The Alignment Floor: How Persona Customization Breaks Safety in Weakly-Aligned LLMs

Telling an LLM to "be enthusiastic" raises its sycophancy rate from 30\% to 50\% on a lightly-aligned model, but has zero effect on a strongly-aligned one. We define this gap as the alignment floor, $Δ_{\text{floor}}(m)=\max_pS(m,p)-\min_pS(m,p)$, the range of sycophancy rates a model produces across persona conditions, and treat sycophancy as a persona-conditional property rather than a fixed model property.

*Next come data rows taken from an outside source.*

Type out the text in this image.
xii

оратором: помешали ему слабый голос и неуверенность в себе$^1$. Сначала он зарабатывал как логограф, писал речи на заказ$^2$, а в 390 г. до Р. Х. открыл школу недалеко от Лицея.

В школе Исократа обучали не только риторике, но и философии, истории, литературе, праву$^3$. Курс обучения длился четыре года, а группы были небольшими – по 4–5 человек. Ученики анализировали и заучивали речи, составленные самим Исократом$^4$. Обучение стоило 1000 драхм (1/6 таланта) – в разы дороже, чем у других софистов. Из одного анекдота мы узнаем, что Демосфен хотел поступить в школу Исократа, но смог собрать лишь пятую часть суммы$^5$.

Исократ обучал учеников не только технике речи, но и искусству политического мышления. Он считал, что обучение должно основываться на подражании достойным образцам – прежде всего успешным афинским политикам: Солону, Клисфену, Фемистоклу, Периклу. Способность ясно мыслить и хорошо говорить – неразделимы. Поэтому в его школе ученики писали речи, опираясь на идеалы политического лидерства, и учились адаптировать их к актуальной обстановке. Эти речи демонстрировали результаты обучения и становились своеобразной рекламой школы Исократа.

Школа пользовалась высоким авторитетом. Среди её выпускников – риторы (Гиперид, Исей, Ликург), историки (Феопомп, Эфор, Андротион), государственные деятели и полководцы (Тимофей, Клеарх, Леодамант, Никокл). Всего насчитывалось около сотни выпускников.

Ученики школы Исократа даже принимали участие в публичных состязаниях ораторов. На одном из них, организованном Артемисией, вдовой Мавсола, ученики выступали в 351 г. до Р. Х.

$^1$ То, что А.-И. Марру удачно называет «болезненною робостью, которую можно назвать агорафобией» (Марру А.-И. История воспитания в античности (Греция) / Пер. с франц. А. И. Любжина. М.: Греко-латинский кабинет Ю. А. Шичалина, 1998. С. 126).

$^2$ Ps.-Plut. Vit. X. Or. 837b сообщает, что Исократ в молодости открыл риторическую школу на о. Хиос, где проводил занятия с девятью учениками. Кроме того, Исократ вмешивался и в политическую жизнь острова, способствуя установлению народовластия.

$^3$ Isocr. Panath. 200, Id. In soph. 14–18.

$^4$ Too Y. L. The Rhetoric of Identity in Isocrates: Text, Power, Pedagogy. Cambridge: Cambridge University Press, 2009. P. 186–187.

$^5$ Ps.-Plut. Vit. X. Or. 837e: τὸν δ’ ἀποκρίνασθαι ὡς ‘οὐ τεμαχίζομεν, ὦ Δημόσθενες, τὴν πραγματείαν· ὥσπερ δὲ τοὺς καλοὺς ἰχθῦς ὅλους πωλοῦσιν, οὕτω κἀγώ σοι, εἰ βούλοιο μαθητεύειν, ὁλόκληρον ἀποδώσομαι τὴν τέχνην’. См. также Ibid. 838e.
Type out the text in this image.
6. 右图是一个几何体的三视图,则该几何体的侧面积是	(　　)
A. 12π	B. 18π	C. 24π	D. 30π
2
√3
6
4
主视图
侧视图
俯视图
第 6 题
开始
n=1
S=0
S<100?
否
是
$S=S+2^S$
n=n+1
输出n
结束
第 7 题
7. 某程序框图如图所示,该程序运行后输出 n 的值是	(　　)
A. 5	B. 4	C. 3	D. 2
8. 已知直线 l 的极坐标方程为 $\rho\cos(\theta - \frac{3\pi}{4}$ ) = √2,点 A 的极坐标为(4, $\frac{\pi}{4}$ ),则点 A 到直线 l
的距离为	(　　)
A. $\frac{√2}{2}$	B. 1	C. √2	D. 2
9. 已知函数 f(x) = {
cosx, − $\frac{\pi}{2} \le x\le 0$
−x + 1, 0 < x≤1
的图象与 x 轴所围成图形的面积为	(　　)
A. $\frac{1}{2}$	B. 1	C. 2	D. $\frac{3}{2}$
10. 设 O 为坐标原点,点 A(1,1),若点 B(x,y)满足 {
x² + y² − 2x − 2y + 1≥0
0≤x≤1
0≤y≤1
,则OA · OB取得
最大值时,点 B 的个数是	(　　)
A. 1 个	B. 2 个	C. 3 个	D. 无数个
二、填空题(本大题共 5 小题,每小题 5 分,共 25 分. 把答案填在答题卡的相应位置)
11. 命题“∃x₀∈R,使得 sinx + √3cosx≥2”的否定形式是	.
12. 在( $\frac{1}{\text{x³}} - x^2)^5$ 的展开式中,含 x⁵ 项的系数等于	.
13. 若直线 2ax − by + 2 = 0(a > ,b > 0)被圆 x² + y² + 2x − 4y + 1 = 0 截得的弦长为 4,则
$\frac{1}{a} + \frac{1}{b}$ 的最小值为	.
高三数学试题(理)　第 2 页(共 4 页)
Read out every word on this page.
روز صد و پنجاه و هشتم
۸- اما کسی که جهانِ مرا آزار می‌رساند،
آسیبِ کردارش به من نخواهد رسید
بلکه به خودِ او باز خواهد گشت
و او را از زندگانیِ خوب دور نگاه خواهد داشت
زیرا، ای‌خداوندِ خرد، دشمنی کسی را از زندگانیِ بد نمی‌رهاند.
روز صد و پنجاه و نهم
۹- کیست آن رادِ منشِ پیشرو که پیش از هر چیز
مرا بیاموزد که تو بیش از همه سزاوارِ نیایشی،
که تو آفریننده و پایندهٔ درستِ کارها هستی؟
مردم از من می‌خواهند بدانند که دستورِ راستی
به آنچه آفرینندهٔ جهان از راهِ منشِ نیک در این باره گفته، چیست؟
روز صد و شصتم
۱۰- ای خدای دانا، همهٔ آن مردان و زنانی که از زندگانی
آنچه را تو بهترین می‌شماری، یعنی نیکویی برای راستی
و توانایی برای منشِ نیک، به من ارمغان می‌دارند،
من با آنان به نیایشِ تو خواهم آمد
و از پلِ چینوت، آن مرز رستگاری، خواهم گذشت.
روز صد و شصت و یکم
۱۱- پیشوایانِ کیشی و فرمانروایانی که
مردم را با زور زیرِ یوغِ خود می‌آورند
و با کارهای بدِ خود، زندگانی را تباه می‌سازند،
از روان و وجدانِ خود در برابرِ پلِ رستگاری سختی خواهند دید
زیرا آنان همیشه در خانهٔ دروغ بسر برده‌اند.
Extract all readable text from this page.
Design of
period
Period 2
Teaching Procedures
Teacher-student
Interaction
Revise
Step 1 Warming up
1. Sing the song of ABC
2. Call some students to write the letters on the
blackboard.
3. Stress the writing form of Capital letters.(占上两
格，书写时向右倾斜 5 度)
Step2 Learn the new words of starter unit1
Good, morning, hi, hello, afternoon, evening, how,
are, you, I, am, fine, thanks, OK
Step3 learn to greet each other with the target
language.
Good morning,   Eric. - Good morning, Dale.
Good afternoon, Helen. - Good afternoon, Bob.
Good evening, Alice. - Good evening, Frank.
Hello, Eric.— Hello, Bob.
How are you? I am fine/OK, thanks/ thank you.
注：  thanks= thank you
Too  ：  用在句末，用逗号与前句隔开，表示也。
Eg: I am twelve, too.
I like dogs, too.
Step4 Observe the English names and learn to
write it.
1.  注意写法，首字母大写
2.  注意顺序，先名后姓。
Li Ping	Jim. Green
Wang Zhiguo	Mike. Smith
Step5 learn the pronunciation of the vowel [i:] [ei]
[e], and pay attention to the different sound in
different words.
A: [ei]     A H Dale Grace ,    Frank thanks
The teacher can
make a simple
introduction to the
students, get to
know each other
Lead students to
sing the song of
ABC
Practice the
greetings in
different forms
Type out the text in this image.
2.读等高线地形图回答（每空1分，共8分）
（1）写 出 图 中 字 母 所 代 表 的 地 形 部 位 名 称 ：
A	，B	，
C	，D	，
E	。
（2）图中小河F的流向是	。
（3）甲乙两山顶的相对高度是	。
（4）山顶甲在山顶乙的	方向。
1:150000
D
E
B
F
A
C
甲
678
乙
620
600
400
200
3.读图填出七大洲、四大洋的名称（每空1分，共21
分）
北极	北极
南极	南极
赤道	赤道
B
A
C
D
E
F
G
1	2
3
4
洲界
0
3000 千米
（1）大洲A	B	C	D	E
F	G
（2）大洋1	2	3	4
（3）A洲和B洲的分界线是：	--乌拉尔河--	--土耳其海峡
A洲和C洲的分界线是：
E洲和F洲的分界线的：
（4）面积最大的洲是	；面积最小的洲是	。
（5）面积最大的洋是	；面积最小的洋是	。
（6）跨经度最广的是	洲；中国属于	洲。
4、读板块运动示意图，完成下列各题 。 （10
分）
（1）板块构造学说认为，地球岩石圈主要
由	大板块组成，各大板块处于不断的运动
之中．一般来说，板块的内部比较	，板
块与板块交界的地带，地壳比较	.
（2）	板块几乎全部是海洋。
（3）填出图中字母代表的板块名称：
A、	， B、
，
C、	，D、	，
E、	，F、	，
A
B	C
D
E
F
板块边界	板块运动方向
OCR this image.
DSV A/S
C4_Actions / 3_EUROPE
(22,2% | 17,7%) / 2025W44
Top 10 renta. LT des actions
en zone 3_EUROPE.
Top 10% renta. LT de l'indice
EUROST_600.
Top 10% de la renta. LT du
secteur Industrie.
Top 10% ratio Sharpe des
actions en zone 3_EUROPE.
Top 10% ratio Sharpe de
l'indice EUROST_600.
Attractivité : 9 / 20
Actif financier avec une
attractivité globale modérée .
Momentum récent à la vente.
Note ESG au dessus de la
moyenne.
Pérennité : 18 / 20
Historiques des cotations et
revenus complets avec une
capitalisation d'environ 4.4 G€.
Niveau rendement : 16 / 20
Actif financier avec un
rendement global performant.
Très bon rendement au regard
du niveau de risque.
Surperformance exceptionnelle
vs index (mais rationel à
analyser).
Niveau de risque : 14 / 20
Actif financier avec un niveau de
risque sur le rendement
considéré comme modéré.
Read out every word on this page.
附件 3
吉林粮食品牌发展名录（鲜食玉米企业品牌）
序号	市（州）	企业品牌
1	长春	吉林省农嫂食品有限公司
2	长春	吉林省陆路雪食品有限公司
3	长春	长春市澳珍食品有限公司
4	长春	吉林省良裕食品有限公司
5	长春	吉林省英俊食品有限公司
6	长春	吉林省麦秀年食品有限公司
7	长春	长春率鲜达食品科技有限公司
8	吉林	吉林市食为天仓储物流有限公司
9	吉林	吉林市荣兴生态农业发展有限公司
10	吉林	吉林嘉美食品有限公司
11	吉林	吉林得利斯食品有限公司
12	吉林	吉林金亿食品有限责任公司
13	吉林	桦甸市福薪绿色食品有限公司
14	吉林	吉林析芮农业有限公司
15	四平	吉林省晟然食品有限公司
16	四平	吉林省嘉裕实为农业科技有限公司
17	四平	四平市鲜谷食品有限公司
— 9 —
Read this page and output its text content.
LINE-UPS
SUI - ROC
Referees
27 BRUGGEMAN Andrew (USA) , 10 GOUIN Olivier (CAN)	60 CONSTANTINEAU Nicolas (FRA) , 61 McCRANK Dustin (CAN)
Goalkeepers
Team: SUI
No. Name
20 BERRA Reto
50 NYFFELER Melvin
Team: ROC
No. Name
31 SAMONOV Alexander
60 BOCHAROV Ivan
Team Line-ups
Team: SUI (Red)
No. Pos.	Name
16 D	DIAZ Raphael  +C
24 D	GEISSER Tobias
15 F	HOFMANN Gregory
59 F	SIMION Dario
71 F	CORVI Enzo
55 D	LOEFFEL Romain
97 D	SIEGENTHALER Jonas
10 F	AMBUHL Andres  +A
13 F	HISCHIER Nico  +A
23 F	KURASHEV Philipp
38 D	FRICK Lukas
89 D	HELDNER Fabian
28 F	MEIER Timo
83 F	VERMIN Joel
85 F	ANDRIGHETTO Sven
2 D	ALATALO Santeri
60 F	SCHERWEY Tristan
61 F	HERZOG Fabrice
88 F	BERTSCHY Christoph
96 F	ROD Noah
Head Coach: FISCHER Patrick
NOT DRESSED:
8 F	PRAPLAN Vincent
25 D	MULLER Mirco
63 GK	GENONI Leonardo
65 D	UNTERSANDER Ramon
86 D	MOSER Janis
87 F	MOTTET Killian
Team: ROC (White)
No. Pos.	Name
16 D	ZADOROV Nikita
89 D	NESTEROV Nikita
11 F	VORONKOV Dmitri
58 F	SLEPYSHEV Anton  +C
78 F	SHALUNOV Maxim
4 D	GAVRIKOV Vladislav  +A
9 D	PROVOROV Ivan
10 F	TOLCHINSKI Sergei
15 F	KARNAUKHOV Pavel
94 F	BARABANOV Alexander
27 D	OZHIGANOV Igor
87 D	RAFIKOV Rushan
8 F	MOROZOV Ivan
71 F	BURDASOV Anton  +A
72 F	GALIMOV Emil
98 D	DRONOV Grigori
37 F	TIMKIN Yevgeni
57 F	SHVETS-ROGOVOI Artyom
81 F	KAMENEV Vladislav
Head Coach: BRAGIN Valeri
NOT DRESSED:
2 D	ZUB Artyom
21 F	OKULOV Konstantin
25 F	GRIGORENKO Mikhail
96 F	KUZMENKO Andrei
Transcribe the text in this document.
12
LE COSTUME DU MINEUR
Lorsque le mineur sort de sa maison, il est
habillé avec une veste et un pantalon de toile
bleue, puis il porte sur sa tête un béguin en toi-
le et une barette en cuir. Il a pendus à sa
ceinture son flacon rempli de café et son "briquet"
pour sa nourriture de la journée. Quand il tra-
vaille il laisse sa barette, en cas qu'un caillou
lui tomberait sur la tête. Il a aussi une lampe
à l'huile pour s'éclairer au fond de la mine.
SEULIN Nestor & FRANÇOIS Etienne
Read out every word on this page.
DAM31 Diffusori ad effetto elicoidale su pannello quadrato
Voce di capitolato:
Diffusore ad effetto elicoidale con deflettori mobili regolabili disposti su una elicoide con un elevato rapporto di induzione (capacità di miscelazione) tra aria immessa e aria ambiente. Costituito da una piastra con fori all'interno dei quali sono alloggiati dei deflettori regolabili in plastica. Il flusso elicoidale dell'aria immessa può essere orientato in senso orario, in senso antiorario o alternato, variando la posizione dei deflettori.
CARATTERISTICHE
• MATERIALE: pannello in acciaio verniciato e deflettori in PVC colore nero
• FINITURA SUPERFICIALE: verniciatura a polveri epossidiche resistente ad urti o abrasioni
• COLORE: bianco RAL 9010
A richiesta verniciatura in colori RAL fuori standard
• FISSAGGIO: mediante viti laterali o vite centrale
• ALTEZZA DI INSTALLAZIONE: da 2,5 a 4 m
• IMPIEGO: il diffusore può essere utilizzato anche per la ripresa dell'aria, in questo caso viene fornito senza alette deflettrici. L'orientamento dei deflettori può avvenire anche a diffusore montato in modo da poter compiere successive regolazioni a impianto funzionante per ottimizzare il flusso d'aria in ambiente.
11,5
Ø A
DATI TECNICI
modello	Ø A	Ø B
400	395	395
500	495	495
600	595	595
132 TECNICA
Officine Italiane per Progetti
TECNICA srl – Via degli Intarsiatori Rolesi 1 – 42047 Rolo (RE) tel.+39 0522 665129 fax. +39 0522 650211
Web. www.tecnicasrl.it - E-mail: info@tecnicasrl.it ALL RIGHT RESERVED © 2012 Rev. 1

Pluralistic AI relies on behavioral adaptation via persona prompts like "be creative" or "be thorough", which let systems respect diverse user values and communication styles; the safety question is how much customization a given model can absorb before its truthfulness shifts. We present a controlled case study contrasting a strongly-aligned RLHF + Constitutional-AI model (Claude Sonnet 4.6) with a more lightly-aligned model (Amazon Nova Lite), spanning seven persona conditions and five tasks for 1800 total runs. An existence-pair result motivates per-model auditing: there is at least one strongly-aligned model with $Δ_{\text{floor}}=5$pp (within 5pp of the 15\% control rate) and at least one lightly-aligned model with 45pp (5\%--50\% range). On the lightly-aligned model, all five Big Five personas increase sycophancy over control, and counterintuitively Agreeableness produces the smallest increase, not the largest. The single largest effect in the study is constructive: a Skeptic persona reduces sycophancy by 25pp on the lightly-aligned model, and is the only persona that instructs resistance against user claims rather than engagement with them, suggesting a directionality account. Cross-model transfer of persona effects is near-zero, so persona-alignment testing must be per-model. We propose $Δ_{\text{floor}}$ as a deployment-time audit metric: measure it on a small persona panel before deploying persona customization.

翻译：要求大语言模型“表现得热情”会使弱对齐模型谄媚率从30%上升至50%，但对强对齐模型无影响。我们将该差距定义为对齐底线$Δ_{\text{floor}}(m)=\max_pS(m,p)-\min_pS(m,p)$，即模型在不同个性条件下谄媚率的变化范围，并将谄媚视为个性条件属性而非固定模型属性。多元AI依赖通过“要有创意”或“要全面”等个性提示实现的行为适应，使系统能够尊重多样化的用户价值观与沟通风格；安全问题的关键在于给定模型在真实性不变的前提下能承受多大程度的定制化。我们通过受控案例研究，对比强对齐的RLHF+宪法AI模型（Claude Sonnet 4.6）与弱对齐模型（Amazon Nova Lite），涵盖七种个性条件与五项任务，共计1800次运行。存在性配对结果推动逐模型审计：至少存在一个强对齐模型$Δ_{\text{floor}}=5$个百分点（在15%控制率±5pp内），以及至少一个弱对齐模型达45pp（5%-50%区间）。在弱对齐模型上，所有五项大五人格个性均增加谄媚率，且反直觉的是“宜人性”产生的增幅最小而非最大。研究中最显著的单效应具有建设性：怀疑论者个性将弱对齐模型谄媚率降低25pp，且是唯一引导模型对抗而非顺应用户主张的个性，暗示方向性机制。个性效应的跨模型迁移近乎为零，因此个性-对齐测试需逐模型进行。我们提出将$Δ_{\text{floor}}$作为部署时审计指标：在部署个性定制前，先在小规模个性面板上对该指标进行测量。